In case you have multiple forward and reverse read pairs supply a comma-delimited list.

autometa-coverage \
    --assembly $HOME/tutorial/78mbp_metagenome.filtered.fna \
    --fwd-reads fwd_reads_1.fastq,fwd_reads_2.fastq \
    --rev-reads rev_reads_1.fastq,rev_reads_2.fastq \
    --out $HOME/tutorial/78mbp_metagenome.coverages.tsv \
    --cpus 40

Note

No spaces should be used when providing the forward and reverse reads.
The lists of forward and reverse reads should be in the order corresponding to their respective reads pair.
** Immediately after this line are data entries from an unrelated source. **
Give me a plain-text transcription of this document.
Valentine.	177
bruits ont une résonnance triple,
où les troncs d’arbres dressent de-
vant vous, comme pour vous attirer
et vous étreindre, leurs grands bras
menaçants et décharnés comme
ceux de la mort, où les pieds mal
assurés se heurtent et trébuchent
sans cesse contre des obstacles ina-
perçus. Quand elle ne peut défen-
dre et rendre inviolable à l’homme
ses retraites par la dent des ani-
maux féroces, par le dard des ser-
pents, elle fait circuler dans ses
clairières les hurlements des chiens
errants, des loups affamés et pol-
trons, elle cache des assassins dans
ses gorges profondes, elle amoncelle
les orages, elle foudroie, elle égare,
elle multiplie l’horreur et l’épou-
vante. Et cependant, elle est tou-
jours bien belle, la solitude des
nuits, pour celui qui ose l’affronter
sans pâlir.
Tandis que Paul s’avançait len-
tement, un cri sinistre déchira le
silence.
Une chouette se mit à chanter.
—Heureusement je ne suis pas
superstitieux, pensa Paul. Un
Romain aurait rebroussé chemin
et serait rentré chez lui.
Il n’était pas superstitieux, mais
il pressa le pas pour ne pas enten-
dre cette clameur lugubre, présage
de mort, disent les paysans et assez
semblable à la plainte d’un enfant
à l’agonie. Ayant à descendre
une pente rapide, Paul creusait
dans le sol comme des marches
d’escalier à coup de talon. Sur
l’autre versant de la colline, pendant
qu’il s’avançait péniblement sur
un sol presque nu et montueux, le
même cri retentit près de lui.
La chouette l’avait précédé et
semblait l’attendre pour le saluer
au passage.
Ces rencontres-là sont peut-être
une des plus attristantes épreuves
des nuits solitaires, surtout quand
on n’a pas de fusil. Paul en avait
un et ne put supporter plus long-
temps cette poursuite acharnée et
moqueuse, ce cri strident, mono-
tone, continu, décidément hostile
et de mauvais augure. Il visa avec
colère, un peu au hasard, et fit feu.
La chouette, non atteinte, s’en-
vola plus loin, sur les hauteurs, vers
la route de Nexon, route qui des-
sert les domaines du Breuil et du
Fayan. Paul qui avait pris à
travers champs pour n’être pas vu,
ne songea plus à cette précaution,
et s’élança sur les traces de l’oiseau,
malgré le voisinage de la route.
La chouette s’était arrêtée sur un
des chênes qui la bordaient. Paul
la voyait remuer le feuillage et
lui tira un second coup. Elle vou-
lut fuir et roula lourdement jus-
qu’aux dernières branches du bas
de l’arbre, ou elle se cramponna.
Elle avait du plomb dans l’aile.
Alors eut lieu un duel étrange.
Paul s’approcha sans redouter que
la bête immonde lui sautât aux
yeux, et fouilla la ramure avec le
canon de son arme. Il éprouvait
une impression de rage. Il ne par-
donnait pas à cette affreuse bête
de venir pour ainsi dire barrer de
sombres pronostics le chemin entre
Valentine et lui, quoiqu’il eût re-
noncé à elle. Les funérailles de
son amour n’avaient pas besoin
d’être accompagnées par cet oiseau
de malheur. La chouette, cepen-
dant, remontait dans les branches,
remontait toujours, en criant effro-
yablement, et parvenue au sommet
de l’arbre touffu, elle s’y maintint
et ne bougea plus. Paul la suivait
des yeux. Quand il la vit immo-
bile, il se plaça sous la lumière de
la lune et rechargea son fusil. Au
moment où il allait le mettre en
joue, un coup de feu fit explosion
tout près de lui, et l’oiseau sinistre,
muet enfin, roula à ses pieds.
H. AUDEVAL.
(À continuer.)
Let us dissect the above commands:

Flag	Function
`--assembly`	Path to length filtered metagenome assembly
`--from-spades`	If the input assembly is generated using SPades then extract k-mer coverages from contig IDs
`--bed`	Path to alignments BED file
`--bed`	Path to alignments BAM file
`--sam`	Path to alignments SAM file
`--fwd-reads`	Path to forward reads
`--rev-reads`	Path to reverse reads
`--cpus`	Number of CPUs to use (default is to use all available CPUs)
`--out`	Path to coverage table of each contig

You can view the complete command-line options using autometa-coverage -h

The above command would generate the following files:

File	Description
78mbp_metagenome.coverages.tsv	Table with read or k-mer coverage of each contig in the metagenome

3. Generate Open Reading Frames (ORFs)

ORF calling using prodigal is performed here. The ORFs are needed for single copy marker gene detection and for taxonomic assignment.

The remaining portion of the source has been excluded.